Pulsars can be strong sources of radio waves, and searching in that part of the spectrum has been a traditional way to find them. A team of astronomers (led by a PhD candidate named Yuanming Wang) wanted to look for pulsars in the Large Magellanic Cloud, which at 170,000 light-years away is a smallish companion galaxy to our Milky Way [link to paper]. They looked in data from the Australian Square Kilometre Array Pathfinder, or ASKAP, a radio observatory that is a technology testbed for the more ambitious Square Kilometer Array, which is scheduled to begin operations in 2027.
ASKAP is pretty sensitive, and the astronomers looked for sources that were highly variable, changing their brightness over time. They found 27 that were seen not only to vary but were also small, unresolved in the data, as you’d expect for a pulsar. In two of those sources the observations showed the radio waves were also strongly polarized, meaning in those sources the radio waves were aligned, which also suggests each source has a strong magnetic field.
One was identified as a star, but the other was previously unidentified.
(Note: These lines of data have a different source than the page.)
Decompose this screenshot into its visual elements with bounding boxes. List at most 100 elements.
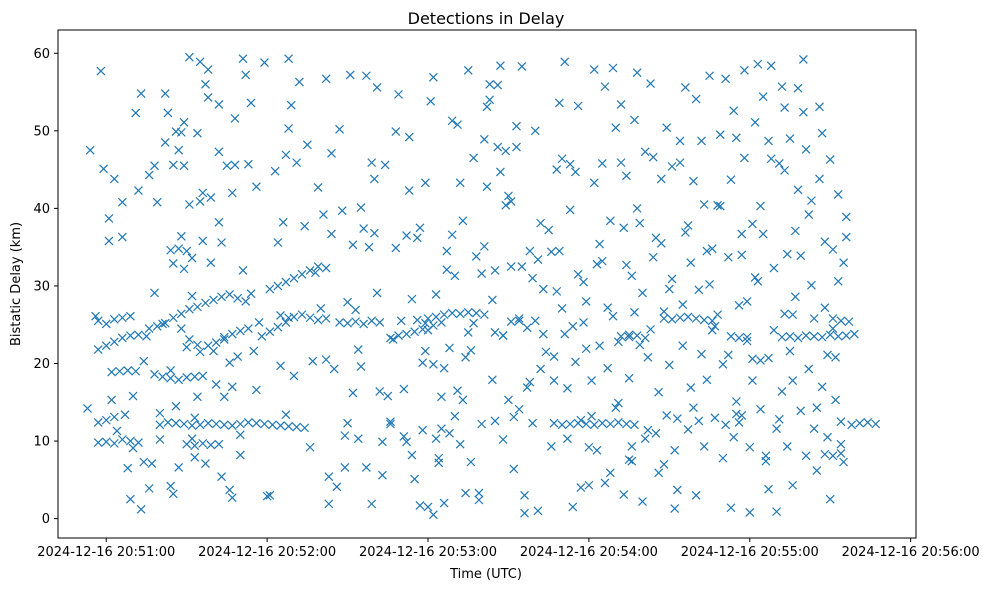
data-point: [257, 331, 267, 341]
data-point: [552, 165, 562, 175]
data-point: [281, 317, 291, 327]
data-point: [281, 150, 291, 160]
data-point: [463, 307, 473, 317]
data-point: [667, 162, 677, 171]
data-point: [520, 490, 529, 500]
data-point: [506, 317, 516, 327]
data-point: [482, 182, 492, 192]
data-point: [227, 188, 237, 198]
data-point: [785, 331, 795, 341]
data-point: [219, 335, 229, 344]
data-point: [461, 352, 470, 362]
x-tick-label: 2024-12-16 20:56:00: [842, 545, 980, 560]
data-point: [798, 107, 808, 117]
data-point: [155, 408, 165, 418]
y-tick-label: 20: [33, 357, 50, 372]
data-point: [93, 345, 103, 354]
data-point: [115, 366, 125, 376]
data-point: [777, 386, 787, 396]
data-point: [841, 331, 851, 341]
data-point: [691, 314, 701, 323]
data-point: [176, 309, 186, 319]
data-point: [764, 136, 773, 146]
data-point: [571, 357, 580, 367]
data-point: [166, 481, 176, 491]
data-point: [490, 266, 500, 275]
data-point: [353, 434, 363, 444]
data-point: [182, 246, 192, 256]
data-point: [820, 237, 830, 247]
data-point: [474, 495, 484, 505]
data-point: [458, 216, 468, 226]
data-point: [369, 228, 379, 238]
data-point: [211, 380, 221, 389]
data-point: [442, 246, 452, 256]
data-point: [782, 442, 792, 451]
data-point: [487, 375, 497, 385]
data-point: [522, 383, 532, 392]
data-point: [428, 72, 438, 82]
data-point: [871, 419, 881, 429]
data-point: [166, 373, 176, 383]
data-point: [686, 258, 696, 268]
data-point: [233, 352, 243, 361]
data-point: [423, 325, 433, 335]
data-point: [630, 307, 639, 317]
x-tick-label: 2024-12-16 20:52:00: [198, 545, 336, 560]
data-point: [603, 363, 613, 373]
data-point: [450, 271, 460, 281]
data-point: [675, 313, 685, 323]
data-point: [756, 355, 765, 365]
data-point: [825, 494, 835, 504]
x-tick-label: 2024-12-16 20:55:00: [681, 545, 819, 560]
data-point: [699, 442, 709, 451]
data-point: [565, 205, 575, 215]
y-tick-label: 60: [33, 47, 50, 62]
data-point: [479, 241, 489, 251]
data-point: [592, 259, 602, 269]
data-point: [123, 366, 133, 375]
data-point: [466, 345, 476, 355]
data-point: [790, 226, 800, 236]
data-point: [495, 61, 505, 71]
data-point: [399, 384, 409, 394]
data-point: [597, 256, 607, 266]
data-point: [174, 145, 184, 155]
data-point: [176, 127, 186, 137]
data-point: [109, 412, 119, 422]
data-point: [219, 420, 229, 430]
data-point: [785, 134, 795, 144]
data-point: [144, 483, 154, 493]
data-point: [99, 164, 109, 174]
data-point: [474, 488, 484, 498]
data-point: [804, 210, 814, 220]
data-point: [187, 253, 197, 263]
data-point: [656, 174, 666, 184]
data-point: [812, 466, 822, 475]
data-point: [807, 280, 816, 290]
data-point: [841, 212, 851, 222]
data-point: [820, 303, 830, 313]
data-point: [415, 501, 425, 510]
data-point: [134, 186, 143, 195]
data-point: [184, 52, 194, 62]
data-point: [407, 450, 417, 460]
data-point: [227, 382, 237, 392]
data-point: [281, 277, 291, 287]
data-point: [206, 440, 216, 450]
data-point: [463, 328, 473, 337]
data-point: [605, 419, 615, 429]
data-point: [340, 462, 350, 472]
data-point: [150, 288, 159, 298]
data-point: [780, 103, 790, 112]
data-point: [654, 387, 664, 397]
data-point: [198, 371, 208, 381]
data-point: [163, 108, 173, 118]
data-point: [498, 435, 508, 444]
data-point: [410, 327, 420, 337]
data-point: [544, 225, 554, 235]
data-point: [195, 420, 205, 430]
data-point: [238, 266, 248, 275]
They followed up with observations using other telescopes, and to their surprise they could see it was a pulsar. It has a period of 322.5 milliseconds, so it spins three times per second — a not unsurprising rate.
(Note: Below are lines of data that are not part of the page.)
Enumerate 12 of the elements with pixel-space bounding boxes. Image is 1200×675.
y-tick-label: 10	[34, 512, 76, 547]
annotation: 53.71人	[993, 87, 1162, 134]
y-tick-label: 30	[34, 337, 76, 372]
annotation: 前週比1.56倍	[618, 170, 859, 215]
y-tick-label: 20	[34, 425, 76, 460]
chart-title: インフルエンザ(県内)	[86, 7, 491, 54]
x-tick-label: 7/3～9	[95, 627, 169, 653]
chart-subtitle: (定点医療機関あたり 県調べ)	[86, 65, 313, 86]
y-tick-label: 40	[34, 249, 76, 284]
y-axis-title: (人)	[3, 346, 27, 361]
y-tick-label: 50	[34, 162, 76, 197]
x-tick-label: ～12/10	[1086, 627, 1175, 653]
But the distance was another surprise. As the radio pulses travel through space, they pass through the thin gruel of charged subatomic particles between the stars. This delays the waves a tiny fraction, and the amount of the delay depends on how much material the waves interact with as well as the wavelength of the light. What we see on Earth is broadening of the wavelength of the radio waves. This is called the pulsar dispersion measure.
The key part is that if we know how much material there is between us and the source then that can give the distance to the pulsar! The farther away the pulsar the more stuff there is to disperse the waves, so the distance can be measured.
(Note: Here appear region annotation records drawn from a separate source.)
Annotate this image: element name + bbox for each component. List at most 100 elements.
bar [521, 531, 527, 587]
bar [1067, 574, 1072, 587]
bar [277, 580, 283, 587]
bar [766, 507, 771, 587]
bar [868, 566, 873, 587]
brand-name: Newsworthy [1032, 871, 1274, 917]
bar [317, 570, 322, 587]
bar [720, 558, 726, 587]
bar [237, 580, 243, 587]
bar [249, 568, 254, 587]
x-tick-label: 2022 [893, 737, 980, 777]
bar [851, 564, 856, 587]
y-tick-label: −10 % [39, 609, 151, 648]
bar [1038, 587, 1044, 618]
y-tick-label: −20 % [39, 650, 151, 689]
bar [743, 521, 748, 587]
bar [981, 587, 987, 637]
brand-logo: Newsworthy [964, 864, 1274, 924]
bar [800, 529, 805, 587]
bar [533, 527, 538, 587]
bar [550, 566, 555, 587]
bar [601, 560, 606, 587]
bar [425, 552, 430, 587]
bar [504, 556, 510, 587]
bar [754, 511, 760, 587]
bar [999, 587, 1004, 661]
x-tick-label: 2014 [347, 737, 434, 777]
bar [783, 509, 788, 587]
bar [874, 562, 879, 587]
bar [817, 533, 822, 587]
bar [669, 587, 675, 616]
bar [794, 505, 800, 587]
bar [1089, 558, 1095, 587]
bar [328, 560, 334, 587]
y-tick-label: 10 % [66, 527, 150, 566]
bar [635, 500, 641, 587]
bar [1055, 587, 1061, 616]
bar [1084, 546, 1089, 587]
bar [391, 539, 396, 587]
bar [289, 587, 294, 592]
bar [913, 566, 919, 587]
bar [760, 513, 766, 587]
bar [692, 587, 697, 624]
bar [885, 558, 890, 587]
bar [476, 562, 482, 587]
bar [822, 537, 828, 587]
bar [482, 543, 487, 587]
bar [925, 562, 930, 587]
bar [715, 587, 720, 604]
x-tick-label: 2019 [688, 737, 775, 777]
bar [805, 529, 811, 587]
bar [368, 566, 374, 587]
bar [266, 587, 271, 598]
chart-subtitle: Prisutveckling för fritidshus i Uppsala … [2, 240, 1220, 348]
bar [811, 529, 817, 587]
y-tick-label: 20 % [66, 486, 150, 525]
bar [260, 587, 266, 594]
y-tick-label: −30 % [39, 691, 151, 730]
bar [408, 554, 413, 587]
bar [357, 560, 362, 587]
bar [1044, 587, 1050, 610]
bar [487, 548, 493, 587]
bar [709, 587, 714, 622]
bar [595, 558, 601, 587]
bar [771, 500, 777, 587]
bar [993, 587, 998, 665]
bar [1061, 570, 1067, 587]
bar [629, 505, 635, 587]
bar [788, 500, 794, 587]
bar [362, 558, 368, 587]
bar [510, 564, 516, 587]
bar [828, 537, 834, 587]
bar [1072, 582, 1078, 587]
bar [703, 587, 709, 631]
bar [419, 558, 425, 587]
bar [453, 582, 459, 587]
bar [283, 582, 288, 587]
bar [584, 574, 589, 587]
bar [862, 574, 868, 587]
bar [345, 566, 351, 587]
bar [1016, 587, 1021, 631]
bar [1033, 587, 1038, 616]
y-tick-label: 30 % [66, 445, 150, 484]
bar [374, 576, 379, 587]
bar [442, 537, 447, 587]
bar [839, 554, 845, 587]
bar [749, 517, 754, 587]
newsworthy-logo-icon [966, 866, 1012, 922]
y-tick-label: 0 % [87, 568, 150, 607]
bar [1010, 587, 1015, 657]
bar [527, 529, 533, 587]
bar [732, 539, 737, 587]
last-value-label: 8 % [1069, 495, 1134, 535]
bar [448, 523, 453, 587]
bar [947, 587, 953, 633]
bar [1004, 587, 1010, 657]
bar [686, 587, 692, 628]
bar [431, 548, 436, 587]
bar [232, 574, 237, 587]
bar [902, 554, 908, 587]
They applied this technique to their pulsar and found it lies smack dab inside the Large Magellanic Cloud!
Given how bright it is, this makes it among the most luminous pulsars known. It was missed before because it has some unusual properties; its brightness drops off steeply with frequency, and the pulses are weirdly broad. Usually a pulse is very short in duration — BLIP! — but this one is much longer, lasting for a third of the total pulsar rotation. That means the pulsar beams are not tightly focused as they usually are, but instead extremely wide, more like squat cones.
It’s not completely clear why it was missed — I’ve seen some articles online saying it was mistaken for a galaxy, but that’s not mentioned in the research paper or original press release. It may have been overlooked because, as a tiny bright dot in the data, it does look like literally millions of distant galaxies blasting out radio waves. So that’s possible, even likely, but it’s not like someone analyzed it carefully in the past and concluded it was a galaxy. It was just one bright source among many.
Still, it’s funny that such a bright source had been missed, but the good news is that it shows the technique the team used works, and may make it possible to find more pulsars inside the Milky Way as well as extragalactic pulsars. The vast majority known are inside our galaxy, unsurprisingly, since they’re close to us. Finding them in other nearby galaxies will give us insight into their stellar populations, the distribution of gas inside them, and more.
Plus learning more about pulsars. They’re amazing little beasts, the size of a small city but able to be spotted hundreds of thousand of light-years away… and in some cases even more.